Could you give me some light on how to confirm if the mitigations are actually off?
Or are they off and the Specter and Meltdown mitigations are not the reason of the difference in performance vs 1.2?

Thanks.

You have disabled Mitigations.

You can see by the fact that grep . /sys/devices/system/cpu/vulnerabilities/* shows everything now as Vulnerable. Also the fact it’s clear by looking at cmdline it clearly shows the mitigations=off statement.

If that hasn’t fixed it, then something else is also causing the issue/performance regression.

What it might be though, I don’t know now I’m sorry.

Any one else has any idea?

If I was a maintainer of VyOS, I would be in part very concerned with such a performance penalty from a simple update, but it seems that it’s not important.

Try it

set system option performance throughput

Thank you for reaching out.

I’ve set set system option performance throughput
Then did commit and save.
Unfortunately, the issue seems to persist :frowning:

I’ve then rebooted the system, but same results.
CPU capped at around 760Mbit/s.

Any other ideias?

Thank you.

Additionally, I’ve decided to remove the mitigations=off from grub and see the difference.

And with the mitigations off vs on, there is little difference, negligible, 727 vs 760 with mitigations off.

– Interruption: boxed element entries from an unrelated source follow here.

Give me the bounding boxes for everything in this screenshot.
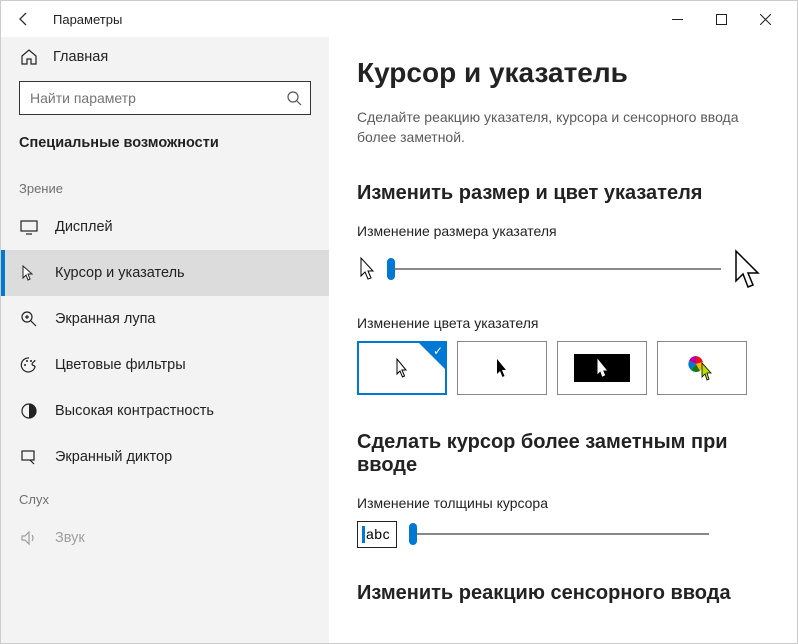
narrator-icon [19, 447, 39, 467]
search-icon [286, 90, 302, 106]
sidebar-item-label: Дисплей [55, 219, 113, 235]
sidebar-item-label: Высокая контрастность [55, 403, 214, 419]
section-title: Специальные возможности [1, 135, 329, 169]
sidebar-item-label: Цветовые фильтры [55, 357, 186, 373]
back-button[interactable] [15, 10, 45, 28]
sidebar-item-label: Звук [55, 530, 85, 546]
sidebar-item-display[interactable]: Дисплей [1, 204, 329, 250]
thickness-preview: abc [357, 521, 397, 548]
sidebar-item-cursor[interactable]: Курсор и указатель [1, 250, 329, 296]
abc-text: abc [366, 526, 390, 542]
group-hearing: Слух [1, 480, 329, 515]
sound-icon [19, 528, 39, 548]
group-vision: Зрение [1, 169, 329, 204]
pointer-size-label: Изменение размера указателя [357, 223, 763, 239]
sidebar-item-label: Экранная лупа [55, 311, 155, 327]
section-cursor-heading: Сделать курсор более заметным при вводе [357, 431, 763, 477]
sidebar-item-magnifier[interactable]: Экранная лупа [1, 296, 329, 342]
color-opt-white[interactable]: ✓ [357, 341, 447, 395]
sidebar-item-label: Курсор и указатель [55, 265, 185, 281]
cursor-thickness-label: Изменение толщины курсора [357, 495, 763, 511]
maximize-button[interactable] [699, 3, 743, 35]
color-opt-black[interactable] [457, 341, 547, 395]
color-opt-custom[interactable] [657, 341, 747, 395]
cursor-large-icon [731, 249, 763, 289]
page-desc: Сделайте реакцию указателя, курсора и се… [357, 107, 763, 148]
close-button[interactable] [743, 3, 787, 35]
sidebar-item-narrator[interactable]: Экранный диктор [1, 434, 329, 480]
section-touch-heading: Изменить реакцию сенсорного ввода [357, 582, 763, 605]
cursor-icon [19, 263, 39, 283]
home-icon [19, 47, 39, 67]
contrast-icon [19, 401, 39, 421]
magnifier-icon [19, 309, 39, 329]
display-icon [19, 217, 39, 237]
sidebar-item-colorfilters[interactable]: Цветовые фильтры [1, 342, 329, 388]
sidebar-item-highcontrast[interactable]: Высокая контрастность [1, 388, 329, 434]
cursor-thickness-slider[interactable] [409, 521, 709, 547]
sidebar: Главная Специальные возможности Зрение Д… [1, 37, 329, 643]
sidebar-home[interactable]: Главная [1, 37, 329, 81]
cursor-small-icon [357, 256, 377, 282]
check-icon: ✓ [433, 344, 443, 358]
home-label: Главная [53, 49, 108, 65]
minimize-button[interactable] [655, 3, 699, 35]
search-input[interactable] [20, 82, 310, 114]
pointer-size-slider[interactable] [387, 256, 721, 282]
palette-icon [19, 355, 39, 375]
section-pointer-heading: Изменить размер и цвет указателя [357, 182, 763, 205]
color-opt-inverted[interactable] [557, 341, 647, 395]
sidebar-item-label: Экранный диктор [55, 449, 172, 465]
pointer-color-label: Изменение цвета указателя [357, 315, 763, 331]
main-content: Курсор и указатель Сделайте реакцию указ… [329, 37, 797, 643]
search-input-wrap[interactable] [19, 81, 311, 115]
window-title: Параметры [53, 12, 122, 27]
page-title: Курсор и указатель [357, 57, 763, 89]
sidebar-item-sound[interactable]: Звук [1, 515, 329, 561]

Now I start to wonder if the Intel driver changed from 1.2 to 1.3

The IGB driver changed from 1.2 to 1.3.

1.2 is using IGB driver version 5.4.0-k
1.3 is using IGB driver version 5.6.0-k

I’ve never installed or messed around with drivers, is there a easy easy way for me to switch the driver back to 5.4.0-k in Vyos 1.3 to validate a possible driver issue?

1.2:

1.3

We have tried all the options suggested here, But none of them seems to be working for us. Can anyone from here confirm the issue? Is there a plan to resolve this issue? We are seeing following performance degradation in 1.3 rc release with compare to 1.2.5 LTS release:

  • Throghput between two interfaces is reduced to 2.5 Gbps from 10 Gbps

  • IPSec throughput is reduced to 500 Mbps from 950 Mbps

  • VXLAN throughput is reduced to 1 Gbps from 3.5 Gbps

  • Macsec with vxlan throughput is reduced to 370 Mbps from 1.3 Gbps

Hello @hiteshhapani, yes, I can confirm some issues with high IRQs in a virtual environment. Next week we plan to deploy 1.3RC2 on bare metal and start research deeper. Also, I can confirm this degradation in Debian bullseye (kernel 5.10.x) So, I guess this issue related to kernel

Just to clarify in my case, I’m using bare metal currently.